LÉON.—Écoute donc; un premier jour de vacances on veut s'en donner, des courses, des jeux, des promenades! Nous le retrouverons dans le jardin. En attendant mes cousines et mes amies, allons faire un tour à la ferme; nous déjeunerons avec du bon lait tout chaud et du pain bis.
Jean approuva vivement ce projet; ils arrivèrent au moment où l'on finissait de traire les vaches. La fermière, la mère Diart, les reçut avec empressement.
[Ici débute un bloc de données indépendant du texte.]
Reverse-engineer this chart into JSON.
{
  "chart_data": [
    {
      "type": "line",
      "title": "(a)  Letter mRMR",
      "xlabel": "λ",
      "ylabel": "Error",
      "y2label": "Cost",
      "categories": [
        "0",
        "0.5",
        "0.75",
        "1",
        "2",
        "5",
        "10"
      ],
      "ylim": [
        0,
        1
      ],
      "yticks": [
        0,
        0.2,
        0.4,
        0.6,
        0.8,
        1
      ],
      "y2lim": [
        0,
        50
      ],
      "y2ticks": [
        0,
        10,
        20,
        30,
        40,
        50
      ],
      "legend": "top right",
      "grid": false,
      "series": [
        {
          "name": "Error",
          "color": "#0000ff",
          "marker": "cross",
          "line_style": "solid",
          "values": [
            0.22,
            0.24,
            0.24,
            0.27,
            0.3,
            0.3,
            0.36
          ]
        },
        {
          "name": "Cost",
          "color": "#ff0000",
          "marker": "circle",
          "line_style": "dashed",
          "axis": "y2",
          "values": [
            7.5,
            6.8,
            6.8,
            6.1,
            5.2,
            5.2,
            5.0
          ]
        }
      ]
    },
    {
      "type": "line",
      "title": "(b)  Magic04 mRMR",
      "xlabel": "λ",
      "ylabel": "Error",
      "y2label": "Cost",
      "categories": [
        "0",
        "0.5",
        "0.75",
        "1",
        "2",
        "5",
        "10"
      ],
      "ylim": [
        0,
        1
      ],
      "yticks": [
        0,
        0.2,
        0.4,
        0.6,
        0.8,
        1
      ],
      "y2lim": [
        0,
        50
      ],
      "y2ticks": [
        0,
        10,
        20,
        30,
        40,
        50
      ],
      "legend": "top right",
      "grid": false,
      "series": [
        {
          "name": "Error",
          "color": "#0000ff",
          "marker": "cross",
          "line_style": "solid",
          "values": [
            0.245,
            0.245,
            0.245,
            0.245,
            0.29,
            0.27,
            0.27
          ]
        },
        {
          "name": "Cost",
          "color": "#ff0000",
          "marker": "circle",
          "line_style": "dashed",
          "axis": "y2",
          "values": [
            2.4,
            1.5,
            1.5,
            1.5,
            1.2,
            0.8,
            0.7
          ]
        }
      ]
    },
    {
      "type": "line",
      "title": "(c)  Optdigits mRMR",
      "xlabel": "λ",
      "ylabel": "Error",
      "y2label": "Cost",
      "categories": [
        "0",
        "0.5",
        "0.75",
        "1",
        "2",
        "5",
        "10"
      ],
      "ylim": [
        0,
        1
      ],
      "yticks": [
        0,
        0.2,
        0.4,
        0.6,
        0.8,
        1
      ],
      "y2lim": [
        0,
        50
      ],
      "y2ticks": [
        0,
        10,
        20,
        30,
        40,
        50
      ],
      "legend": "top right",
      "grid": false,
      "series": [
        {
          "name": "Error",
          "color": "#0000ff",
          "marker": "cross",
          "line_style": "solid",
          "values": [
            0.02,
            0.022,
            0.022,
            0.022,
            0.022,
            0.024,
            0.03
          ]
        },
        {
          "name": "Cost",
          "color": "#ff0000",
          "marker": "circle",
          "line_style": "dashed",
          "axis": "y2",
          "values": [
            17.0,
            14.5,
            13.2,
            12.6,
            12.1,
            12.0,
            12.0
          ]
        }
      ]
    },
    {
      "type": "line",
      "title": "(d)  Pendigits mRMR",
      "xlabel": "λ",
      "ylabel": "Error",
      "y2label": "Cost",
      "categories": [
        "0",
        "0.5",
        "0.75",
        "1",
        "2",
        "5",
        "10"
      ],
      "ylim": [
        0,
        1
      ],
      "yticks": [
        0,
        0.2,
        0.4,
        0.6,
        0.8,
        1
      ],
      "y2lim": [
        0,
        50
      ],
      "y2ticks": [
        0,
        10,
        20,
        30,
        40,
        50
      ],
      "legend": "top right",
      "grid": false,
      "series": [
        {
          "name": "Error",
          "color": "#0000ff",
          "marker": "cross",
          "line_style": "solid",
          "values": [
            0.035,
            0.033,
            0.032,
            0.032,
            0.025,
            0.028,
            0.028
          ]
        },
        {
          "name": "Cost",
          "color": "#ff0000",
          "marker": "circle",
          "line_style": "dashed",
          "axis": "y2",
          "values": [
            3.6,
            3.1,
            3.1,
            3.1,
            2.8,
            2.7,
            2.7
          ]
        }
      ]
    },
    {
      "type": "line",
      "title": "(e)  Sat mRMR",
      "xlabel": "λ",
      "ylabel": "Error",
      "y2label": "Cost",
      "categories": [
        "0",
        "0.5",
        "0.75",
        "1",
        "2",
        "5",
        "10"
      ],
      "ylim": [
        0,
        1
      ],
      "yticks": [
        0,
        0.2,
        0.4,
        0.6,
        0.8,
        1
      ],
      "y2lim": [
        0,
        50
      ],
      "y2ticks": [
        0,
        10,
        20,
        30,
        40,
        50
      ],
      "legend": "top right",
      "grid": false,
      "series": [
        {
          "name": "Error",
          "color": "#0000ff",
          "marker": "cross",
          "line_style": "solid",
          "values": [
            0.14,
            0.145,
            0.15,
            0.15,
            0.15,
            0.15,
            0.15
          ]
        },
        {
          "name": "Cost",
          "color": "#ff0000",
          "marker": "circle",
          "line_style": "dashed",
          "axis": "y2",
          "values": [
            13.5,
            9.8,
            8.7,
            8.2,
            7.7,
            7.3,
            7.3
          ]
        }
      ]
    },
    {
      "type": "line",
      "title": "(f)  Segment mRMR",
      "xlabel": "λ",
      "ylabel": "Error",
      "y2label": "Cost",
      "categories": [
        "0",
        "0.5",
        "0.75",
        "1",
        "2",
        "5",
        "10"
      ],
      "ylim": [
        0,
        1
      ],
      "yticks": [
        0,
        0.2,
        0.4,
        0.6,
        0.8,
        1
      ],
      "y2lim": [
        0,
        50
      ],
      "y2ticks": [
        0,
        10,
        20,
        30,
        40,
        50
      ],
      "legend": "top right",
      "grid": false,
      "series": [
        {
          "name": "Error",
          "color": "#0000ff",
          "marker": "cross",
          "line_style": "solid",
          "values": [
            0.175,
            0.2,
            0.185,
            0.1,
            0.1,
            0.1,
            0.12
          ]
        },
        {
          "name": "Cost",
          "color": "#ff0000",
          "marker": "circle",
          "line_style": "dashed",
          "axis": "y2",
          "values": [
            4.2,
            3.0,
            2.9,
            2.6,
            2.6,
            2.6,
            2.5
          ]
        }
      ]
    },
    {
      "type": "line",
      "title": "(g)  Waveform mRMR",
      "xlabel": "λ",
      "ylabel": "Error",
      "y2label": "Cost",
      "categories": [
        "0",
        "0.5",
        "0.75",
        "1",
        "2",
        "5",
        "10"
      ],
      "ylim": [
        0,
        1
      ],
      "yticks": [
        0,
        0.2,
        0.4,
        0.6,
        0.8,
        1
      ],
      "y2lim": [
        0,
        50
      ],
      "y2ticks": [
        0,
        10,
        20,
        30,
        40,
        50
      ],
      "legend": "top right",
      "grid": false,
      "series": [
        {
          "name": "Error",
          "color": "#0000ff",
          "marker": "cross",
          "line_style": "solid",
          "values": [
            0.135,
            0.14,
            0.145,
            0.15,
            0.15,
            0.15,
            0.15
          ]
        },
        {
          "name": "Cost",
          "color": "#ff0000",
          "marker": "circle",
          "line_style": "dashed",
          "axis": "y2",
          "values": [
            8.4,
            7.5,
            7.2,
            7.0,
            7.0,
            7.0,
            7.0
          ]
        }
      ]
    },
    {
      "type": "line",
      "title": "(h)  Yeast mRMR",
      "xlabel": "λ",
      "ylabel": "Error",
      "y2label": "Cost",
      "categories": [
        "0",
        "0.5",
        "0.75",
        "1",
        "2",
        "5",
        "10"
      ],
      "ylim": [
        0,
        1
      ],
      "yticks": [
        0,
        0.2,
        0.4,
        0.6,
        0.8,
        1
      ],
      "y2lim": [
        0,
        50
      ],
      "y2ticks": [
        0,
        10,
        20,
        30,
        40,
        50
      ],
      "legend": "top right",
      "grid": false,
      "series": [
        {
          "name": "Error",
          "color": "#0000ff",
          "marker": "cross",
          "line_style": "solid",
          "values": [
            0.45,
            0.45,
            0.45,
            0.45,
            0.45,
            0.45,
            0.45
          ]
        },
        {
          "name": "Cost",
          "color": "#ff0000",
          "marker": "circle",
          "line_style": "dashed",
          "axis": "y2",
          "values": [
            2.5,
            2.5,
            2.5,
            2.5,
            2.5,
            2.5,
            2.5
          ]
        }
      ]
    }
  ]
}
Après les premières phrases de bonjour et de bienvenue, Léon demanda du lait et du pain bis.
La mère Diart s'empressa de les servir.
Léon et Jean remercièrent la fermière et se mirent à manger avec délices ce bon lait tout chaud et ce pain de ménage, à peine sorti du four et tiède encore.
«Assez, assez, Jean, dit Léon. Si nous nous étouffons, nous ne serons plus bons à rien. N'oublie pas que nous avons nos cabanes à commencer. Nous aurons fini les nôtres avant que ce petit vantard de Jacques ait pu seulement commencer la sienne.»
JEAN.—Hé! hé! Je ne dis pas cela, moi. Jacques est fort; il est très vif et intelligent; il est résolu et, quand il veut, il veut ferme.
LÉON.—Laisse donc! ne vas-tu pas croire qu'il saura faire une maison à lui tout seul, aidé seulement par Sophie et Marguerite?
JEAN.—C'est bon! tu riras après; en attendant, viens chercher nos cousines; il va être huit heures.
Ils coururent à la maison, allèrent frapper à la porte de leurs cousines qui les attendaient et qui leur ouvrirent avec empressement. Ils se demandèrent réciproquement des nouvelles de leur nuit et descendirent pour courir à leur jardin et commencer leur cabane. En approchant, ils furent surpris d'entendre frapper comme si on clouait des planches.
CAMILLE.—Qui est-ce qui peut cogner dans notre jardin?